Peygamberimiz ne buyuruyordu hadîs-i şerîfde?
“Rabbimin iki eli de sağdadır”
Allahu tealanın sıfatlarıyle o anda sıfatlanmış oluyor. O, iyi vâridat, vücudla alakalı vâridat geldiği zaman.
Ama, ademle alakalı vâridat geldiği zaman da...
Ademin gereği ne idi?
Eksiklikdi, kusurdu, yoklukdu, olmamaklıkdı, bu olmasa daha iyiydi...
Yani, Ebûbekir-i’ssıddîk hazretlerinin;
“Keşke bir kuş olsaydım”
Hazret-i Ömer’in (radıyallahu anh);
“Keşke Ömer’i anası doğurmasaydı”
Hep o hallerle alakalı.
Ha, Cennetle müjdelenmiş eshab-ı kiram bunlar. Ama, o anda o vâridat içindeler. O anda kendilerine, yukardan öyle bir vâridat geliyor ki o vâridatın içinde kenfini buluyor, başka düşünemiyor.
Yoksa, belki aynı haber, Ebûbekir-i’ssıddîk hazretleri en ufacık şey içün başka devletlere harb açardı.
O zaman, kişinin kendisinin karşısında durduğu ayna mühim.
Bu aynaya biz VÂRİDAT diyoruz.

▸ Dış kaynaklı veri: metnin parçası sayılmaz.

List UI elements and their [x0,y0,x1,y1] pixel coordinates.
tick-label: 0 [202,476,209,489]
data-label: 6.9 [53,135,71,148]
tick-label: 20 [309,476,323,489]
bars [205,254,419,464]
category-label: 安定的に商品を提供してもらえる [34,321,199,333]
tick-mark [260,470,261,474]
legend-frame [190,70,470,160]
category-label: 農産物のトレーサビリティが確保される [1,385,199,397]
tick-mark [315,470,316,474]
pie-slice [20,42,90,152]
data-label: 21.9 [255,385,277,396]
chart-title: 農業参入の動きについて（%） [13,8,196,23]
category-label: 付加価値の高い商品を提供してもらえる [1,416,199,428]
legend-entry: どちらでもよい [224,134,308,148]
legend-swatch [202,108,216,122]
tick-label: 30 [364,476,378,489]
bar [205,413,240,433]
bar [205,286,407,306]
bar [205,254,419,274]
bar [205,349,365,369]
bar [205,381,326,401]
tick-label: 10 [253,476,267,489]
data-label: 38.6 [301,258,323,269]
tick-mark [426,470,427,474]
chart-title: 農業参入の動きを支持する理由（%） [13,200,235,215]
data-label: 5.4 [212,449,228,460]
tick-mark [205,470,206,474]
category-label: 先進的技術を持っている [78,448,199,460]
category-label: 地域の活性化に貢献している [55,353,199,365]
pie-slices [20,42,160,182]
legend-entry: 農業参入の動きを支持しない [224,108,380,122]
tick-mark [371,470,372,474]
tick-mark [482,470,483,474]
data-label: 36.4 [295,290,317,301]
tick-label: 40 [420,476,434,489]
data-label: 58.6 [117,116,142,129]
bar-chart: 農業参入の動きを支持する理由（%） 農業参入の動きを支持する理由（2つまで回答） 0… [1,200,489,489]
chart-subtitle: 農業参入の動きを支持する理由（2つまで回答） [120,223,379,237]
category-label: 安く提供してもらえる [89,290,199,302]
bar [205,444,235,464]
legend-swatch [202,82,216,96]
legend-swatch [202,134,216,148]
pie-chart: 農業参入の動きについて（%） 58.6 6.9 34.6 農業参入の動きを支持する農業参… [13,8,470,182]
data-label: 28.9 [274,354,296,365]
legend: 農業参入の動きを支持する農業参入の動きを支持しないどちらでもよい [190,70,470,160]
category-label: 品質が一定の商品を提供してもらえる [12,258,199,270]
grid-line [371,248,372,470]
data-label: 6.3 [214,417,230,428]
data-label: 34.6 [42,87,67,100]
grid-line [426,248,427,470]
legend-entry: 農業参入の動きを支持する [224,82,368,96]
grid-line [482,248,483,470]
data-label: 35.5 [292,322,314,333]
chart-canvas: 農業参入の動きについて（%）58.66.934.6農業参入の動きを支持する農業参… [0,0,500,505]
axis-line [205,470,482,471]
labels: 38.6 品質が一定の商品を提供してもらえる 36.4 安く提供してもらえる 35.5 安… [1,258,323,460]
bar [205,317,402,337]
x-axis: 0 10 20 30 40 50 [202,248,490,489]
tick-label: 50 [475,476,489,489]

Büyüklerimiz vâridat diyorlar.
Vücudla alakalı ise kemâl tarafı, ademle alakalı ise nakıs tarafı, kötü tarafı.
O zaman kötü tarafın;
“Keşke ben hiç olmasaydım”
“... Allahu tealayı tanımak ona haramdır”
demesinin sebebi o.
O hali bilmeyen kimse Allahu tealayı nasıl bilecekler, nasıl tanıyacaklar?
Biraz anlaşıldı değil mi efendim?
Çok arkadaşlar zaman zaman sual ediyorlardı. Bugün aklıma geldi biraz cevablandıralım istedik.
Büyüklere göre cevabı bu olduğunu bilsinler, başka şey düşünmesinler.